Geldern: Rekord bei Freudenberger Turnier
14 Teams kommen zum Freudenberg-Turnier. FOTO: privat
Geldern. Es lohnt sich, Traditionen zu pflegen. Das beweist das Fußballturnier der Haus Freudenberg GmbH einmal mehr. Denn in der mittlerweile zwölften Ausgabe werden sich am Samstag, 29. August, erstmals 14 Teams aus ganz Nordrhein-Westfalen messen - ein neuer Teilnehmerrekord.

"Wir sind stolz, dass sich diese traditionelle Veranstaltung, bei der es um die Freude und das Miteinander von Menschen mit und ohne Behinderung geht, wachsender Beliebtheit erfreut", sagt Barbara Stephan, Geschäftsführerin der Haus Freudenberg GmbH. Der sportliche Wettbewerb wird seit seiner Geburtsstunde im Jahr 2004 im Stadion des SV Fortuna Keppeln am Schafheider Weg in Uedem-Keppeln ausgetragen.

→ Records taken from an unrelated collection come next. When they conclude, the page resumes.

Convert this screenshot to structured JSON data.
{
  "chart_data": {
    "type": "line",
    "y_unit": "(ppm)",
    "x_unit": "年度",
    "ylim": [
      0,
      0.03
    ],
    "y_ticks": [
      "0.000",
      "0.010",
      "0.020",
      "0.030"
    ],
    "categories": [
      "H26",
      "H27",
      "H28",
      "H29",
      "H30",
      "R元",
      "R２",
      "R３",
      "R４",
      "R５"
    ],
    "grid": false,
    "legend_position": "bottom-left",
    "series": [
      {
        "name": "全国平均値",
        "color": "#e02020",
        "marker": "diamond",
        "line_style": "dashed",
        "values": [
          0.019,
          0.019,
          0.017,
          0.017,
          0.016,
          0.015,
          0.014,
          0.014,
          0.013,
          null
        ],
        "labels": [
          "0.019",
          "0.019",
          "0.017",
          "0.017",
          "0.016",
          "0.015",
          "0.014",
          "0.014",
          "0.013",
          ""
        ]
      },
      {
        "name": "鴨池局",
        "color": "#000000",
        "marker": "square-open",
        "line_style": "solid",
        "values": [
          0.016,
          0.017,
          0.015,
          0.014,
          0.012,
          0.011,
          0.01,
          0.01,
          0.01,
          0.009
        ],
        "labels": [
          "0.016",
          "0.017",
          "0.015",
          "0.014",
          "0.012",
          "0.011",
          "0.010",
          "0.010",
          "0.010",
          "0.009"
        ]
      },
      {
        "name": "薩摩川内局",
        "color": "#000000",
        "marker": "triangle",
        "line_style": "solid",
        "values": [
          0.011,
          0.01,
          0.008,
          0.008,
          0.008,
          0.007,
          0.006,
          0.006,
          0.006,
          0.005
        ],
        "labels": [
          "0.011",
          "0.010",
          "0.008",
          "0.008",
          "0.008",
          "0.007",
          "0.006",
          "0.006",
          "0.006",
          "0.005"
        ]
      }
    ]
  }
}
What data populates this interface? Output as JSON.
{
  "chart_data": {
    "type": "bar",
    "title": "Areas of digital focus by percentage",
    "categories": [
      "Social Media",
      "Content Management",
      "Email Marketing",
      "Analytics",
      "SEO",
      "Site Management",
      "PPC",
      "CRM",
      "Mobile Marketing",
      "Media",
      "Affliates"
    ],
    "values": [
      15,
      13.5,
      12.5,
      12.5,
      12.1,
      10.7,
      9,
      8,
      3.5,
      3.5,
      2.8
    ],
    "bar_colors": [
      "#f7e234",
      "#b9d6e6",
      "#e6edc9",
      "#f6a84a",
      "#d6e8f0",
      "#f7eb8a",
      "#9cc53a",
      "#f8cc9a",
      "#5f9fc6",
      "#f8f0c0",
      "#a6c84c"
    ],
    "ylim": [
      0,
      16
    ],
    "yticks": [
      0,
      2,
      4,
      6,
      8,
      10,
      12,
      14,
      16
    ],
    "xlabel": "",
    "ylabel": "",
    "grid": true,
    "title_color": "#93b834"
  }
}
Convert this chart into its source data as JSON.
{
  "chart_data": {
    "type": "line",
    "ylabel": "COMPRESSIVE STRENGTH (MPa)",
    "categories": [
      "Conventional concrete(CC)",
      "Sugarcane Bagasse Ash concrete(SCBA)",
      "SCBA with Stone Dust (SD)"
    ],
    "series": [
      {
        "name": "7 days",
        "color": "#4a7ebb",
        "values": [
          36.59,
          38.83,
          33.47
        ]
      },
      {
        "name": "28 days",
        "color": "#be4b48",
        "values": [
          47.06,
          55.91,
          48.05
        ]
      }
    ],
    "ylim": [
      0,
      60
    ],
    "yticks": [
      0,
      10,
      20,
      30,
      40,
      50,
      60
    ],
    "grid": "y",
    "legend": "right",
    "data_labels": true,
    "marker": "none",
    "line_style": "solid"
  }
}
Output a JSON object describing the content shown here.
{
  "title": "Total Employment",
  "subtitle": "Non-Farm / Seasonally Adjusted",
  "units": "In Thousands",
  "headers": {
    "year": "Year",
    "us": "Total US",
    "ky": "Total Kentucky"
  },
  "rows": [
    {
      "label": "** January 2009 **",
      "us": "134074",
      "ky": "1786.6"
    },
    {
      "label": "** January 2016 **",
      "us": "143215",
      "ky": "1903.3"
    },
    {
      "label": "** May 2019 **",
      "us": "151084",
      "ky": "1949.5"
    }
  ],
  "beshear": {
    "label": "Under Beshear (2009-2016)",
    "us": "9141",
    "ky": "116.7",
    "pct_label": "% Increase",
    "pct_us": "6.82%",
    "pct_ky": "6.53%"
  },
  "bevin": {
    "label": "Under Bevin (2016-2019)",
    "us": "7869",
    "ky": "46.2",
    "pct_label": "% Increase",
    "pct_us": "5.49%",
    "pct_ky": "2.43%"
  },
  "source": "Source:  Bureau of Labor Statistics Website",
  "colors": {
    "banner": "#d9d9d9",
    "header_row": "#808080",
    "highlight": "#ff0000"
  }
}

Und so auch in diesem Jahr.

Kurz nach der Begrüßung um 10 Uhr wird der Anpfiff für das erste Gruppenspiel ertönen. "Auf die Gruppenspiele folgen die Platzierungsspiele, und um etwa 15 Uhr wird einer der Kreisschiedsrichter, die die Partien leiten, das Finale anpfeifen", erklärt Organisator und Turnierleiter Andreas Dietzsch vom Sozialen Dienst der Haus Freudenberg GmbH. Dann spielen die zwei besten Mannschaften des Tages um den von Uedems Bürgermeister Rainer Weber gestifteten Wanderpokal. Dieser hat es sich in den vergangenen elf Jahren nicht nehmen lassen, den Pokal persönlich zu überreichen, und wird auch in diesem Jahr die Ehrung der Mannschaften übernehmen.

Doch das Gewinnen ist nicht der wichtigste Aspekt. "Der Spaß am Fußball und an der Bewegung im fairen Umgang miteinander stehen im Mittelpunkt. Darum gibt es für alle Mannschaften einen Pokal", sagt Dietzsch. "Wir erhoffen uns spannende, sportlich hochwertige und interessante Spiele."

Ein weiterer Stimmungsmacher ist die professionelle Cheerleadertruppe "Angels" aus Kamp-Lintfort, die sowohl bei Zuschauern als auch bei den Sportlern für gute Laune sorgen wird. Mit Getränke-, Grill-, Kaffee- und Kuchenständen ist außerdem bestens für das leibliche Wohl gesorgt. Den Sanitätsdienst übernimmt traditionsgemäß der Malteser Hilfsdienst.